Likewise that loop may not benefit from signed overflow; instead an initialization loop that, by way of multiple level of macros, ends up doing a[i]=b[i]*1000/100, might become twice as fast if signed overflow rules let the compiler rewrite the assignment as a[i]=b[i]*10.

vyodaiken · on May 21, 2021

Wang et al tried this an experiment and found no serious wins.

aw1621107 · on May 21, 2021

For reference, [0] appears to be the referenced paper. The relevant passage:

> To understand how disabling these optimizations may impact performance, we ran SPECint 2006 with GCC and Clang, respectively, and measured the slowdown when compiling the programs with all the three -fno-* [-fno-strict-overflow, -fno-delete-null-pointer-checks, and -fno-strict-aliasing] options shown in Figure 9. The experiments were conducted on a 64-bit Ubuntu Linux machine with an Intel Core i7-980 3.3 GHz CPU and 24 GB of memory. We noticed slowdown for 2 out of the 12 programs, as detailed next.

> 456.hmmer slows down 7.2% with GCC and 9.0% with Clang. The first reason is that the code uses an int array index, which is 32 bits on x86-64, as shown below.

    int k;
    int *ic, *is;
    ...
    for (k = 1; k <= M; k++) {
        ...
        ic[k] += is[k];
        ...
    }

> As allowed by the C standard, the compiler assumes that the signed addition k++ cannot overflow, and rewrites the loop us- ing a 64-bit loop variable. Without the optimization, however, the compiler has to keep k as 32 bits and generate extra in- structions to sign-extend the index k to 64 bits for array access. This is also observed by LLVM developers [14].

> Surprisingly, by running OProfile we found that the most time-consuming instruction was not the sign extension but loading the array base address is[] from the stack in each iteration. We suspect that the reason is that the generated code consumes one more register for loop variables (i.e., both 32 and 64 bits) due to sign extension, and thus spills is[] on the stack.

> If we change the type of k to size_t, then we no longer observe any slowdown with the workaround options. 462.libquantum slows down 6.3% with GCC and 11.8% with Clang. The core loop is shown below.

    quantum_reg *reg;
    ...
    // reg->size: int
    // reg->node[i].state: unsigned long long for (i = 0; i < reg->size; i++)
    reg->node[i].state = ...;

> With strict aliasing, the compiler is able to conclude that updating reg->node[i].state does not change reg->size, since they have different types, and thus moves the load of reg->size out of the loop. Without the optimization, however, the compiler has to generate code that reloads reg->size in each iteration. If we add a variable to hold reg->size before entering the loop, then we no longer observe any slowdown with the workaround options.

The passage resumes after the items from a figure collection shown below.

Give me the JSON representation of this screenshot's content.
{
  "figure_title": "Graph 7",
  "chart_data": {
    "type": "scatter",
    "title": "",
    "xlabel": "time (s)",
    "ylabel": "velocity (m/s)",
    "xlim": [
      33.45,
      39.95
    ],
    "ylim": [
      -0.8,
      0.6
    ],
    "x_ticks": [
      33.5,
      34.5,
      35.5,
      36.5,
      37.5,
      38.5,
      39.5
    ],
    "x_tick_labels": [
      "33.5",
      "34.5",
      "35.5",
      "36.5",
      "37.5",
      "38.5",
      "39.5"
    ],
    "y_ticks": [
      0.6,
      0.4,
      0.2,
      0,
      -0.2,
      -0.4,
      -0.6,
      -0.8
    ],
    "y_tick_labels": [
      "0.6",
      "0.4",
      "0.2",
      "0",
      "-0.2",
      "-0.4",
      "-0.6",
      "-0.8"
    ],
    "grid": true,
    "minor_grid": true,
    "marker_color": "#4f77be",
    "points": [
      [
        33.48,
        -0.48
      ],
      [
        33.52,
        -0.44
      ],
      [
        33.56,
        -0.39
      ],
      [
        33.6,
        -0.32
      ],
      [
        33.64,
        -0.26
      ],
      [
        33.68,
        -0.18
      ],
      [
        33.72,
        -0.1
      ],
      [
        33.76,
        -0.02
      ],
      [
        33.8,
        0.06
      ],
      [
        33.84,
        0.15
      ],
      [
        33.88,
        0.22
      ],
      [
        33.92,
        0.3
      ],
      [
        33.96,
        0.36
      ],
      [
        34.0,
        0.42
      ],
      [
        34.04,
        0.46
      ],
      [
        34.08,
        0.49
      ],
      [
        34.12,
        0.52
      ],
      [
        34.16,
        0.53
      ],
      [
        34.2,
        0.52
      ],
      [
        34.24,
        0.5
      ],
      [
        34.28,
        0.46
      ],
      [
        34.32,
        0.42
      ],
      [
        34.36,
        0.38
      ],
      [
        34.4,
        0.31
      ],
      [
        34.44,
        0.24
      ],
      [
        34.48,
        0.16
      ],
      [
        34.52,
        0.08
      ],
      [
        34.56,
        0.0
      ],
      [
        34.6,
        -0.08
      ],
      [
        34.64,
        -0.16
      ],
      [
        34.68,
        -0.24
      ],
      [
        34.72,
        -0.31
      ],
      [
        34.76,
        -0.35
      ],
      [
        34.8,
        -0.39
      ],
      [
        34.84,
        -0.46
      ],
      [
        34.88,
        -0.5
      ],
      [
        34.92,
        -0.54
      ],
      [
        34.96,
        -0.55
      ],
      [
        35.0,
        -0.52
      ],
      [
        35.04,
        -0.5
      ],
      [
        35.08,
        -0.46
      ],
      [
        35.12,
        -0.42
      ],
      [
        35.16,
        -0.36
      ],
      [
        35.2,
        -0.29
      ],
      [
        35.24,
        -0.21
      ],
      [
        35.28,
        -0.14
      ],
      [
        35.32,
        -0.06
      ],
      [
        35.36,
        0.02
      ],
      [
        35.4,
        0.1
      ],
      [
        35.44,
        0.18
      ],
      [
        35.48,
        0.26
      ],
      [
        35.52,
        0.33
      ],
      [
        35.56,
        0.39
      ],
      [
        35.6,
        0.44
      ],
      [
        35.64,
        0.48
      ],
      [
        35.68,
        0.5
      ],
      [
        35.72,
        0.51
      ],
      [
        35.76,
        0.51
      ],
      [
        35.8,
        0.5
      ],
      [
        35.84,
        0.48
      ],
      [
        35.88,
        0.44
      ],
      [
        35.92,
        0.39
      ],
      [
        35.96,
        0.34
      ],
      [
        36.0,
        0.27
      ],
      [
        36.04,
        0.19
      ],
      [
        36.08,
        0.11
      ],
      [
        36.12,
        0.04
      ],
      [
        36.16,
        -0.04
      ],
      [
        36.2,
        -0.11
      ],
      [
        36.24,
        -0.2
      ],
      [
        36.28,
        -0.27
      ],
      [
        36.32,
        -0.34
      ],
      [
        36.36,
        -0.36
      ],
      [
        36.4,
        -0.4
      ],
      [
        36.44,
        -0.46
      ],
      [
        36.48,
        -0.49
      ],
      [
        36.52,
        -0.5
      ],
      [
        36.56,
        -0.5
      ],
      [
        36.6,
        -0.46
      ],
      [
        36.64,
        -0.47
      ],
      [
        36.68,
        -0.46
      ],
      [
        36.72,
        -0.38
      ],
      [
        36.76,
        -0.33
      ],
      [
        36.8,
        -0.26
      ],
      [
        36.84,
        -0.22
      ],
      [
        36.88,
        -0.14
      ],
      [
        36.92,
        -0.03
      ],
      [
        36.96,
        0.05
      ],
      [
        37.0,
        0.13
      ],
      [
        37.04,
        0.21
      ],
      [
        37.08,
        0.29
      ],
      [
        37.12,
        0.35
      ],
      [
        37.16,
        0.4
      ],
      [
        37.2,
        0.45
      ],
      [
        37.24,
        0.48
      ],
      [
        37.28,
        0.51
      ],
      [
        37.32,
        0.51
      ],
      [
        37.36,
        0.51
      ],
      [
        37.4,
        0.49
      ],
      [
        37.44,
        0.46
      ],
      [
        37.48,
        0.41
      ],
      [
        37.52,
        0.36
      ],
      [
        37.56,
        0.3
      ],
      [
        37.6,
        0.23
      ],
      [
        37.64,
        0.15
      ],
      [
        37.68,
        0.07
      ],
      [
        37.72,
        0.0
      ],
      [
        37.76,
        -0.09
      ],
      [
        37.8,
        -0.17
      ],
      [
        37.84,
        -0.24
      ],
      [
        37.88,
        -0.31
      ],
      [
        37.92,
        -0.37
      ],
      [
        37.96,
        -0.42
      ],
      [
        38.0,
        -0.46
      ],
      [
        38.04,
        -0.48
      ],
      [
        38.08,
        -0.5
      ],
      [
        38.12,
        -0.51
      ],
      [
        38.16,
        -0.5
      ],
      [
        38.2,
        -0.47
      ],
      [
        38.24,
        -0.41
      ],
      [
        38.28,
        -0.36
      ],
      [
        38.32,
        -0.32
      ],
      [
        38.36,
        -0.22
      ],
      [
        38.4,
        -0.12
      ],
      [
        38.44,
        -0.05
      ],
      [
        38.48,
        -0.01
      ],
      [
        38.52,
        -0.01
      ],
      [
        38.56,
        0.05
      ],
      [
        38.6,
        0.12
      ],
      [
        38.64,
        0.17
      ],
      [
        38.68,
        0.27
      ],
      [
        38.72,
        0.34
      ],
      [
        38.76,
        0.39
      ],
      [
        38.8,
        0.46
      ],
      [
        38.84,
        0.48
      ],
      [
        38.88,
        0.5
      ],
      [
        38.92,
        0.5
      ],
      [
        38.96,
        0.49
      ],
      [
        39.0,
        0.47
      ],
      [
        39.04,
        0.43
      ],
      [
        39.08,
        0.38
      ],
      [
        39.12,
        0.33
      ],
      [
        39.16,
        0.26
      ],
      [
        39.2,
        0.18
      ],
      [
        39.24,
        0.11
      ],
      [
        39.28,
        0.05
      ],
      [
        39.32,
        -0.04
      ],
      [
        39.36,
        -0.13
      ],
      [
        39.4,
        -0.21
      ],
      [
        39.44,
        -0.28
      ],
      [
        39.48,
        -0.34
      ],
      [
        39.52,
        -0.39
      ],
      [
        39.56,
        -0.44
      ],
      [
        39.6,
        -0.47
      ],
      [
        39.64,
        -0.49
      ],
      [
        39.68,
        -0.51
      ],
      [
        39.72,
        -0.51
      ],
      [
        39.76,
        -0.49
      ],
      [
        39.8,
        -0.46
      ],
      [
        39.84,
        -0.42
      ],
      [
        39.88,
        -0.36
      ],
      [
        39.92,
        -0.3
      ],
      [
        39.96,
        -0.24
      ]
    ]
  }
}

> While we observed only moderate performance degradation on two SPECint programs with these workaround options, some previous reports suggest that using them would lead to a nearly 50% drop [6], and that re-enabling strict aliasing would bring a noticeable speed-up [24].

[0]: https://pdos.csail.mit.edu/papers/ub:apsys12.pdf

[6]: https://lists.gnu.org/archive/html/autoconf-patches/2006-12/...

[24]: (dead link, doesn't appear to be available on the Wayback Machine) https://www.linaro.org/blog/compiler-flags-used-to-speed-up-...

Gibbon1 · on May 22, 2021

> If we change the type of k to size_t, then we no longer observe any slowdown with the workaround options

Basically in that case the benefits of the optimization disappears once you fix the code.

aw1621107 · on May 23, 2021

I mean, that's kind of a tautological statement; if you change the code to either eliminate the need for the optimization or manually implement it, of course the benefits of the optimization disappear. That would apply to most, if not all, optimizations.